SGLT1, a novel cardiac glucose transporter, mediates increased glucose uptake in PRKAG2 cardiomyopathy

Human mutations in the gene PRKAG2 encoding the γ2 subunit of AMP-activated protein kinase (AMPK) cause a glycogen storage cardiomyopathy. Transgenic mice (TGT400N) with the human T400N mutation exhibit inappropriate activation of AMPK and consequent glycogen storage in the heart. Although increased glucose uptake and activation of glycogen synthesis have been documented in PRKAG2 cardiomyopathy, the mechanism of increased glucose uptake has been uncertain. Wildtype (WT), TGT400N, and TGα2DN (carrying a dominant negative, kinase dead α2 catalytic subunit of AMPK) mice were studied at ages 2–8 weeks.
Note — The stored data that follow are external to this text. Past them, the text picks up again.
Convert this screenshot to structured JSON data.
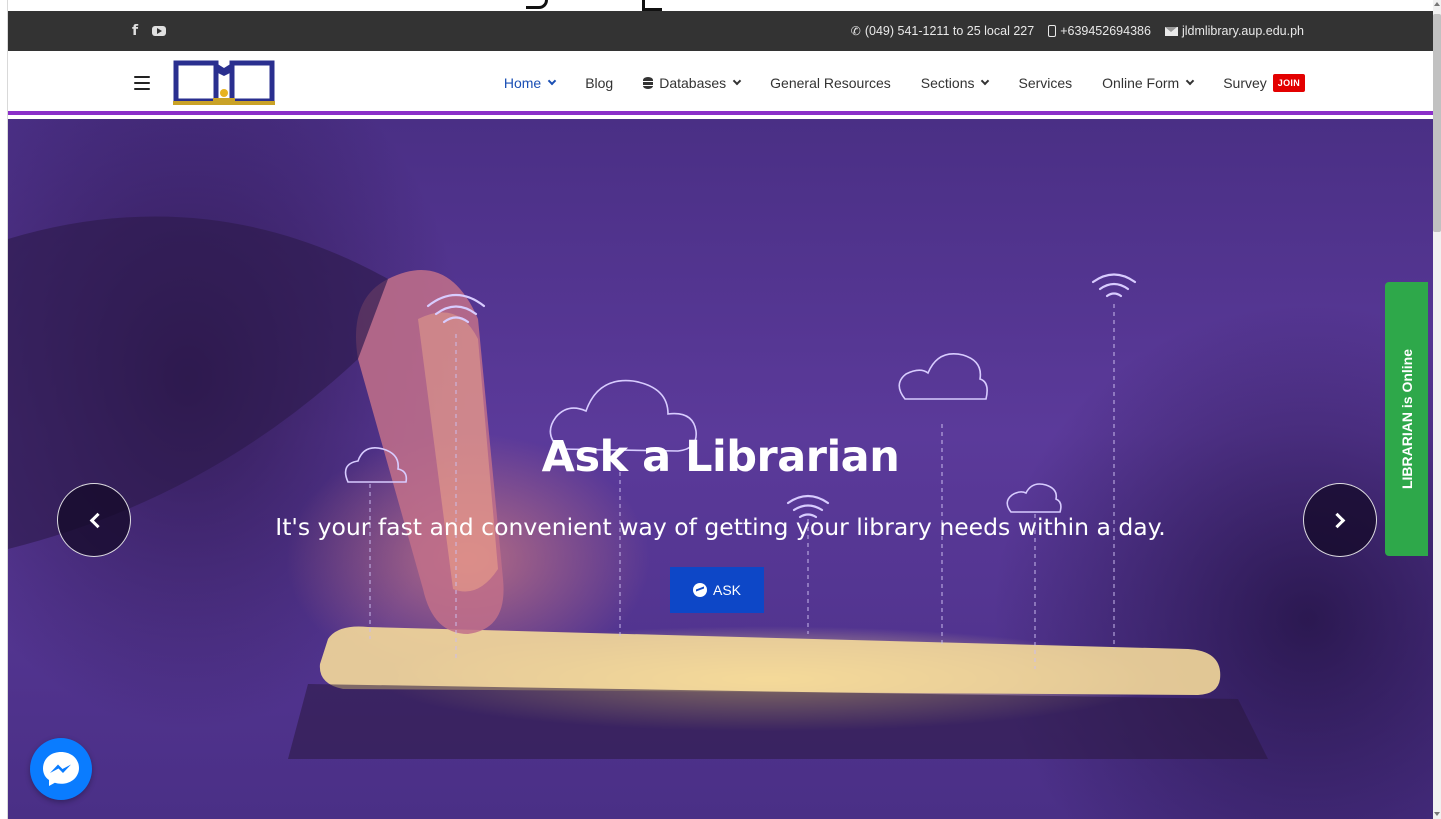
{
  "topbar": {
    "social": [
      {
        "icon": "facebook-icon",
        "label": "f"
      },
      {
        "icon": "youtube-icon"
      }
    ],
    "phone": "(049) 541-1211 to 25 local 227",
    "mobile": "+639452694386",
    "email": "jldmlibrary.aup.edu.ph"
  },
  "navbar": {
    "logo_alt": "library-logo",
    "items": [
      {
        "label": "Home",
        "dropdown": true,
        "active": true
      },
      {
        "label": "Blog",
        "dropdown": false
      },
      {
        "label": "Databases",
        "dropdown": true,
        "icon": "database-icon"
      },
      {
        "label": "General Resources",
        "dropdown": false
      },
      {
        "label": "Sections",
        "dropdown": true
      },
      {
        "label": "Services",
        "dropdown": false
      },
      {
        "label": "Online Form",
        "dropdown": true
      },
      {
        "label": "Survey",
        "dropdown": false,
        "badge": "JOIN"
      }
    ]
  },
  "hero": {
    "title": "Ask a Librarian",
    "subtitle": "It's your fast and convenient way of getting your library needs within a day.",
    "button": "ASK"
  },
  "librarian_tab": "LIBRARIAN is Online",
  "colors": {
    "accent_purple": "#8b2fc9",
    "ask_button": "#0d47c7",
    "online_tab": "#2ea84a",
    "join_badge": "#e30000",
    "active_nav": "#1a4fb4"
  }
}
Cardiac mRNA expression of sodium-dependent glucose transporter 1 (SGLT1), but not facilitated-diffusion glucose transporter 1 (GLUT1) or GLUT4, was increased ∼ 5- to 7-fold in TGT400N mice relative to WT. SGLT1 protein was similarly increased at the cardiac myocyte sarcolemma in TGT400N mice. Phlorizin, a specific SGLT1 inhibitor, attenuated cardiac glucose uptake in TGT400N mice by ∼ 40%, but not in WT mice. Chronic phlorizin treatment reduced cardiac glycogen content by ∼ 25% in TGT400N mice. AICAR, an AMPK activator, increased cardiac SGLT1 mRNA expression ∼3-fold in WT mice. Relative to TGT400N mice, double transgenic (TGT400N/TGα2DN) mice had decreased (∼ 50%) cardiac glucose uptake and decreased (∼ 70%) cardiac SGLT1 expression. TGT400N hearts had increased binding activity of the transcription factors HNF-1 and Sp1 to the promoter of the gene encoding SGLT1. Our data suggest that upregulation of cardiac SGLT1 is responsible for increased cardiac glucose uptake in the TGT400N mouse. Increased AMPK activity leads to upregulation of SGLT1, which in turn mediates increased cardiac glucose uptake.

Research Highlights
► SGLT1 is upregulated in transgenic mice with the T400N mutation in PRKAG2 (TGT400N).
► SGLT1 at least partially mediates increased cardiac glucose uptake in TGT400N mice.
► The cardiomyopathy phenotype is partially attenuated by inhibition of SGLT1.
► Upregulation of cardiac SGLT1 is caused by AMPK activity.